The Future of Intelligence: Exploring assessments of AI capabilities

On Day 4 of the 2021 International Conference on Artificial Intelligence in Work, Innovation, Productivity and Skills, four AI experts discussed the approach of the OECD’s Future of Skills project to assessing AI capabilities and gave examples of alternative tests available from education, occupational certification, cognitive psychology, and animal cognition.

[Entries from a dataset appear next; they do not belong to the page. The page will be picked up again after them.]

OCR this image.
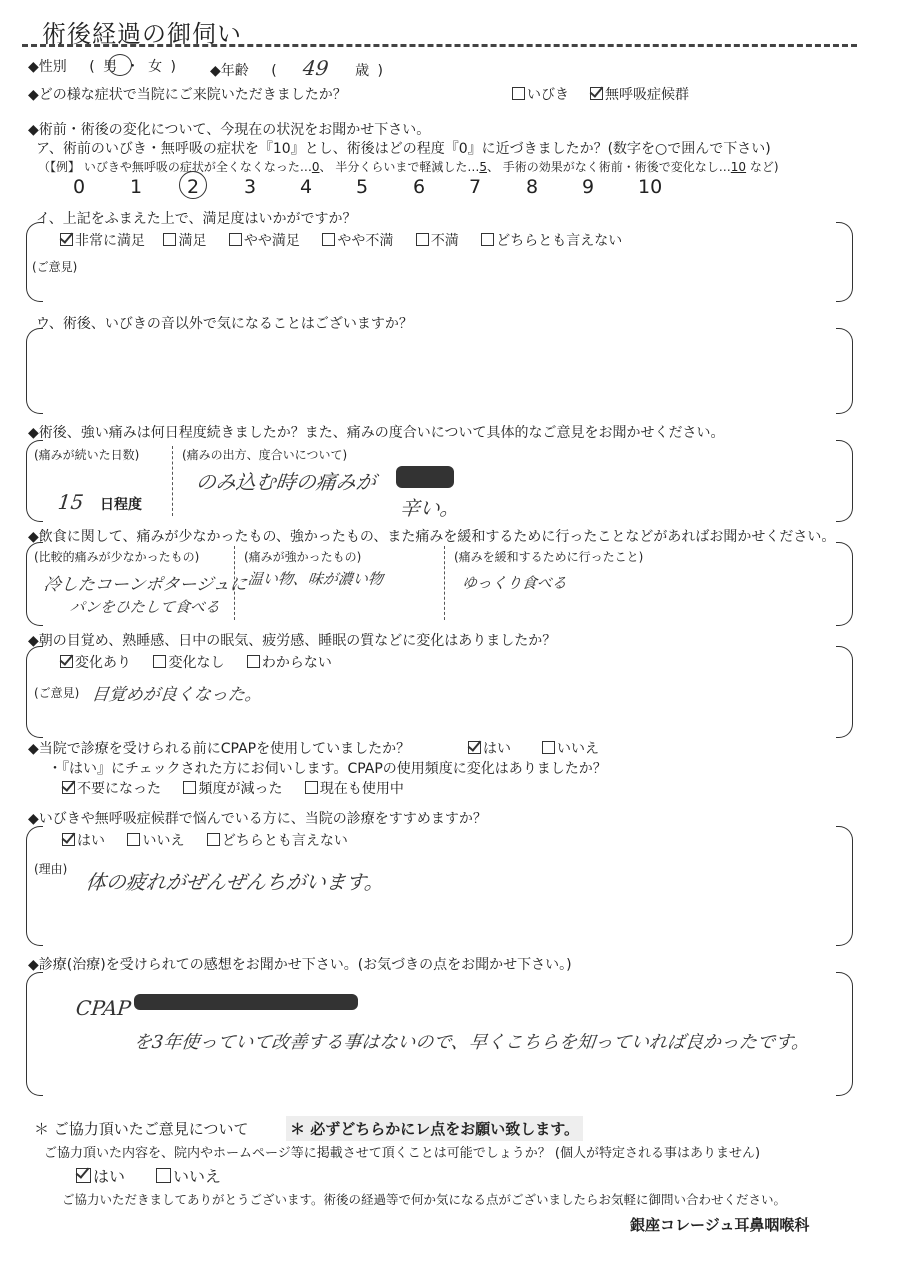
術後経過の御伺い
◆性別 ( 男 ・ 女 ) ◆年齢 ( 49 歳 )
◆どの様な症状で当院にご来院いただきましたか？	いびき	無呼吸症候群
◆術前・術後の変化について、今現在の状況をお聞かせ下さい。
ア、術前のいびき・無呼吸の症状を『10』とし、術後はどの程度『0』に近づきましたか？(数字を○で囲んで下さい)
（【例】 いびきや無呼吸の症状が全くなくなった…0、 半分くらいまで軽減した…5、 手術の効果がなく術前・術後で変化なし…10 など)
0 1 2 3 4 5 6 7 8 9 10
イ、上記をふまえた上で、満足度はいかがですか？
非常に満足 満足	やや満足	やや不満	不満	どちらとも言えない
(ご意見)
ウ、術後、いびきの音以外で気になることはございますか？
◆術後、強い痛みは何日程度続きましたか？また、痛みの度合いについて具体的なご意見をお聞かせください。
(痛みが続いた日数)
15 日程度
(痛みの出方、度合いについて)
のみ込む時の痛みが
辛い。
◆飲食に関して、痛みが少なかったもの、強かったもの、また痛みを緩和するために行ったことなどがあればお聞かせください。
(比較的痛みが少なかったもの)
冷したコーンポタージュに
パンをひたして食べる
(痛みが強かったもの)
温い物、味が濃い物
(痛みを緩和するために行ったこと)
ゆっくり食べる
◆朝の目覚め、熟睡感、日中の眠気、疲労感、睡眠の質などに変化はありましたか？
変化あり	変化なし	わからない
(ご意見) 目覚めが良くなった。
◆当院で診療を受けられる前にCPAPを使用していましたか？	はい	いいえ
・『はい』にチェックされた方にお伺いします。CPAPの使用頻度に変化はありましたか？
不要になった	頻度が減った	現在も使用中
◆いびきや無呼吸症候群で悩んでいる方に、当院の診療をすすめますか？
はい	いいえ	どちらとも言えない
(理由)
体の疲れがぜんぜんちがいます。
◆診療(治療)を受けられての感想をお聞かせ下さい。(お気づきの点をお聞かせ下さい。)
CPAP
を3年使っていて改善する事はないので、早くこちらを知っていれば良かったです。
＊ ご協力頂いたご意見について	＊ 必ずどちらかにレ点をお願い致します。
ご協力頂いた内容を、院内やホームページ等に掲載させて頂くことは可能でしょうか？ (個人が特定される事はありません)
はい	いいえ
ご協力いただきましてありがとうございます。術後の経過等で何か気になる点がございましたらお気軽に御問い合わせください。
銀座コレージュ耳鼻咽喉科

Why is AI evaluation important?

Jose Hernandez-Orallo, professor at the Universitat Politécnica de València, kicked off the discussion by affirming that AI cannot simply be regarded as another emergent technology. Rather, it must be regarded as intelligence. He further suggested that the question of AI evaluation will become increasingly about intelligence, for it is intelligence that allows us to transform the world around us and so it will radically transform our future, regardless of whether this intelligence is our own or that of a machine. It is merely a question of time-scale.

AI will transform every sphere of society, yet in order to oversee this transformation in a responsible, sustainable way, we must be able to identify what and how much AI can do, what will change and in which areas. Moreover, we can begin to think about what skills can AI systems acquire by themselves, and how that may be used for our benefit. The “substitution narrative” that is often adopted in conversations around AI is too narrow: AI will not simply replace humans in areas of our life that we can already handle well by ourselves. It is not about performing tasks; it’s about capabilities that exceed mere questions of efficiency.

How do we assess intelligence and human abilities?

Patrick Kyllonen, Distinguished Presidential Appointee at Educational Testing Service, introduced examples of cognitive ability items from intelligence testing and education measurements. He outlined the different types of intelligence that we can identify, from fluid intelligence (including induction, sequential and deductive reasoning and quantitative reasoning), crystallized intelligence (including reading comprehension, vocabulary and cloze) and creativity or idea generation. Through a variety of different tasks, questions and challenges, human abilities can be assessed and categorised according to relative strengths and weaknesses.

Similarly, Britta Rüschoff, Professor at the University of Applied Sciences Düsseldorf for competence assessment in Vocational Education and Training (VET) in Germany, spoke on the nature of performance-based tasks, which are similarly used to assess human abilities, however in a specific context. She pointed out that these have a strong practical focus, and assess competence with immediate relevance to a profession. These types of assessments thus are excellent to investigate suitability for a specific job or tasks as they test concrete job-related behaviour and capabilities.

Lucy Cheke, of the Leverhulme Centre for the Future of Intelligence at Cambridge University, introduced “low-level” cognitive skills, speaking about animal cognition and early children’s cognitive abilities. She gave example of basic “common sense” skills, such as recognising object permanence, or basic navigating skills. As such skills are primarily intuitive in nature, testing these “low-level” skills would give us a better understanding of the complexity of AI’s intelligence beyond the ability to complete tasks in a predictable, structured environment.

If AI could pass these different tests, what could we learn about the capabilities of AI?

The panel agreed that while such assessment types can test intelligence, abilities and performance in humans, these conclusions cannot be transferred quite so easily to AI. It is not possible to make the same interference one could make with a human passing these different tests. In the work context, AI’s are generally specialized for a specific task. Using a test to assess AI’s capability to perform this task would only prove that AI can solve this test, but no inference can be make for performances in different contexts, even if these differ only slightly. For General AI, there could be such transferability. Yet the predictability ratio remains completely different to humans, and identifying it will be crucial for us to understand how AI differs from the human mind.

The discussion ended on the question of whether we should be using human minds to model AI, and what the alternative could be. The panel emphasised that our intelligence is our only reference point for intelligence. As it is the only model available to us, our best proxy, we have to ultimately fall back on it to measure intelligence. It is our starting point for understanding intelligence, our starting point for successfully integrating AI into the workplace, designing it for ethical decision-making and protecting humans from a potentially unpredictable, unsafe future. Hence we must continue to explore the different ways of assessing AI capabilities to make sense of what our future with AI may hold.

by Stina J. Nölken